Tables 47 compare the time (i.e., the average time over 100 runs) required for different state-of-the-art solvers relative to that required by VNS-CSP. All these solvers are complete (i.e., systematic) solvers. The dash symbol means that the solver could not find the solution after 30 minutes. The first row on each table refers to the metaheuristic proposed in this work VNS-CSP. In all cases, the proposed metaheuristic remains the fastest of them all. The time of the proposed metaheuristic ranges from 10% to 90% of the time of the best solver and from 5 to several hundred times faster than the slowest solver. Table 8 compares VNS-CSP against two variants of Ant Colony Optimization (ACO) algorithms and tabu search. This table is extracted from [53]. The first column shows the 8-class problems each of which is composed of 5 different instances.

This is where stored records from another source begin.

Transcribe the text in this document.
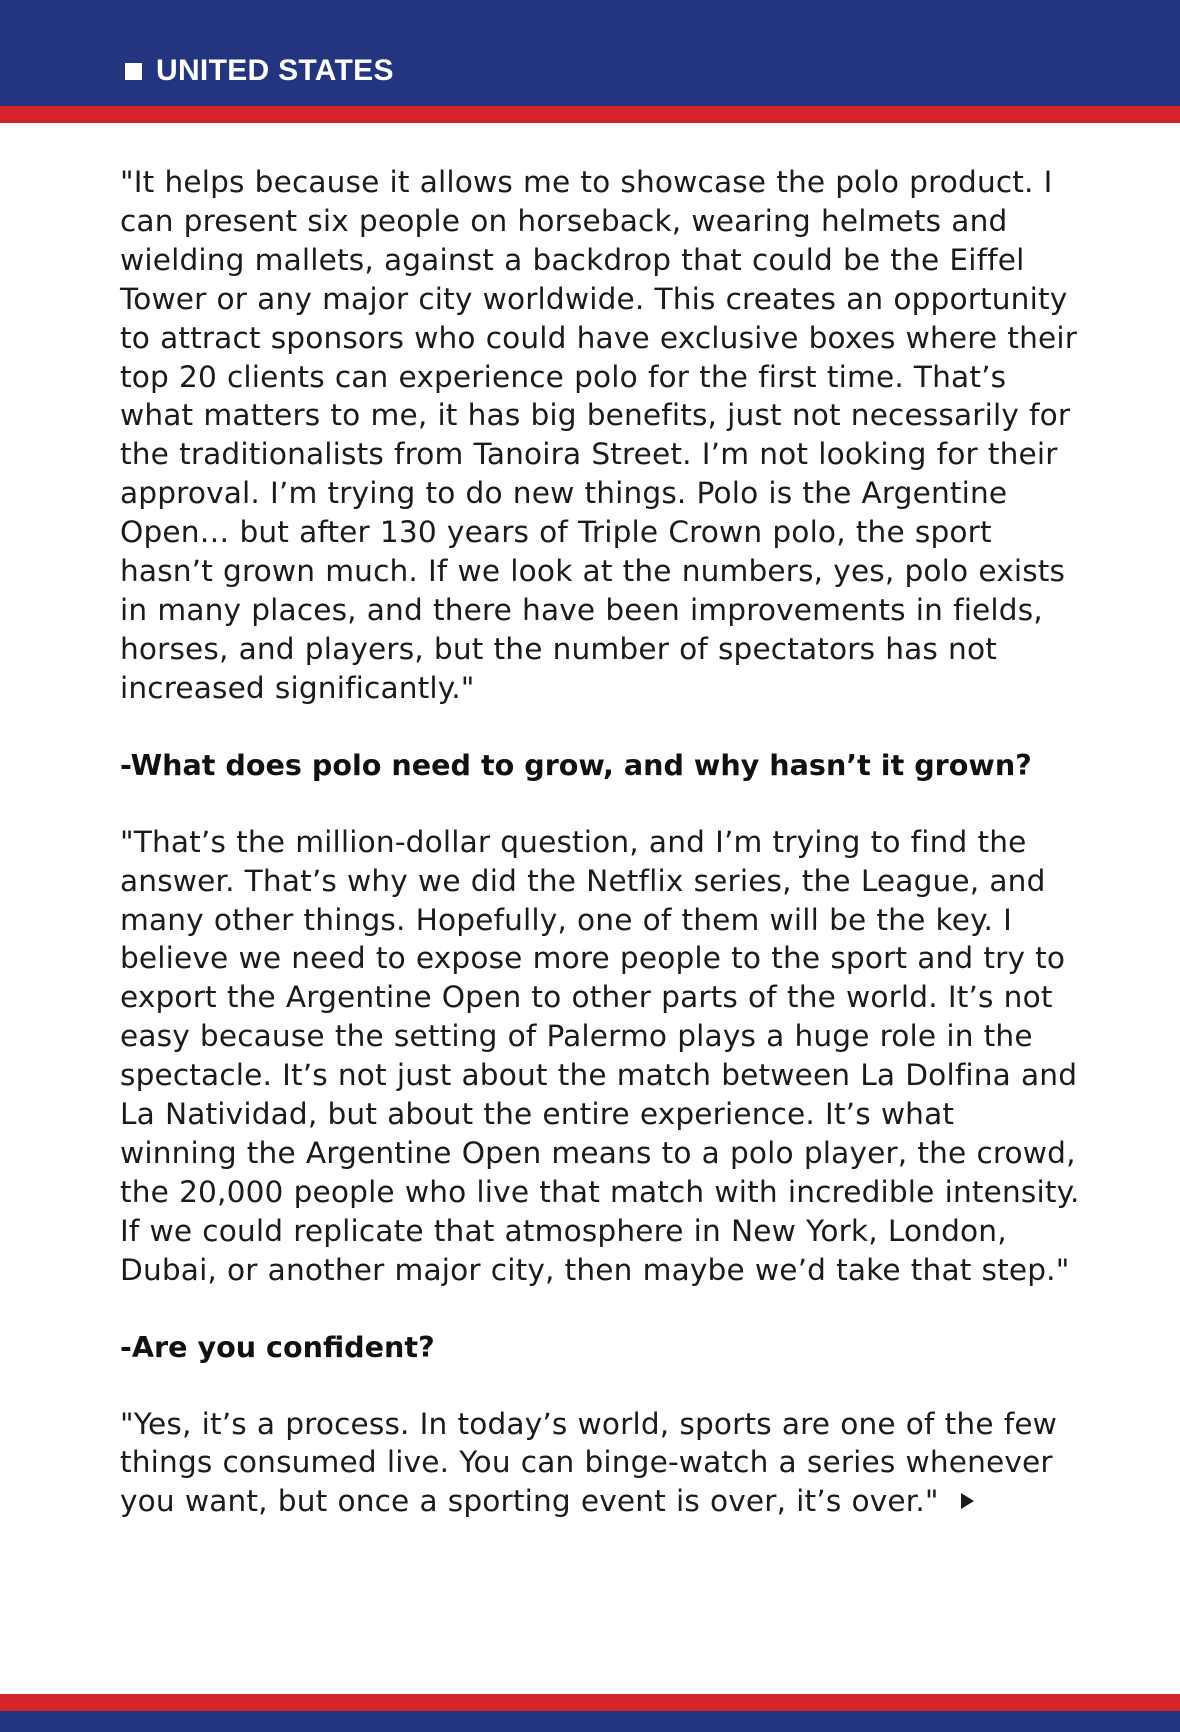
UNITED STATES

"It helps because it allows me to showcase the polo product. I can present six people on horseback, wearing helmets and wielding mallets, against a backdrop that could be the Eiffel Tower or any major city worldwide. This creates an opportunity to attract sponsors who could have exclusive boxes where their top 20 clients can experience polo for the first time. That’s what matters to me, it has big benefits, just not necessarily for the traditionalists from Tanoira Street. I’m not looking for their approval. I’m trying to do new things. Polo is the Argentine Open… but after 130 years of Triple Crown polo, the sport hasn’t grown much. If we look at the numbers, yes, polo exists in many places, and there have been improvements in fields, horses, and players, but the number of spectators has not increased significantly."

-What does polo need to grow, and why hasn’t it grown?

"That’s the million-dollar question, and I’m trying to find the answer. That’s why we did the Netflix series, the League, and many other things. Hopefully, one of them will be the key. I believe we need to expose more people to the sport and try to export the Argentine Open to other parts of the world. It’s not easy because the setting of Palermo plays a huge role in the spectacle. It’s not just about the match between La Dolfina and La Natividad, but about the entire experience. It’s what winning the Argentine Open means to a polo player, the crowd, the 20,000 people who live that match with incredible intensity. If we could replicate that atmosphere in New York, London, Dubai, or another major city, then maybe we’d take that step."

-Are you confident?

"Yes, it’s a process. In today’s world, sports are one of the few things consumed live. You can binge-watch a series whenever you want, but once a sporting event is over, it’s over."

The second and third columns show the results of the two variants of ACO. The first number represents the number of solved instances, while the number in bracket gives the average CPU time on 3 GHz Intel Xeon. The last column shows the result of VNS-CSP. The time in bracket is the average time taken on DELL machine with 800 MHz CPU. This table is only meant as a rough guide since VNS-CSP and the other algorithms are run on different machines. The table shows that the two variants of ACO and tabu are outperformed by VNS-CSP. VNS-CSP solved all the instances, while ACO-vertex has been able to solve 29 out of 40, ACO-clique 28 out of 40, and tabu 36 out of 40. Comparing the time of the different algorithms, VNS-CSP is the one requiring the least amount of time.

6. Conclusions

This paper proposes a variable depth search algorithm for the CSP problem. The heart of the metaheuristic relies on a combination between an adaptive weighting strategy on the constraint weights and a greedy search. This combination proved to be an excellent mechanism to guide the search in order to achieve a suitable trade-off between intensification and diversification. The proposed metaheuristic has been experimentally evaluated on hard random CSP problems belonging to RB-Model. The difficulty of solving some of these problems by state-of-the-art solvers highlights the capabilities of the proposed metaheuristic. Indeed, the experimental results have been very positive, solving all unsolvable instances in very short computational times. Most metaheurirics have a predefined set of parameters that has to be calibrated with respect to the problem at hand. This parameter tuning which becomes a tedious task as the number of parameter increases plays a significant impact on the solving progress and therefore the solution quality. What distinguishes the proposed metaheuristic from state-of-the-art techniques is the absence of parameter tuning making it highly suitable in practical scenarios.

Conflict of Interests

The author declares that there is no conflict of interests regarding the publication of this paper.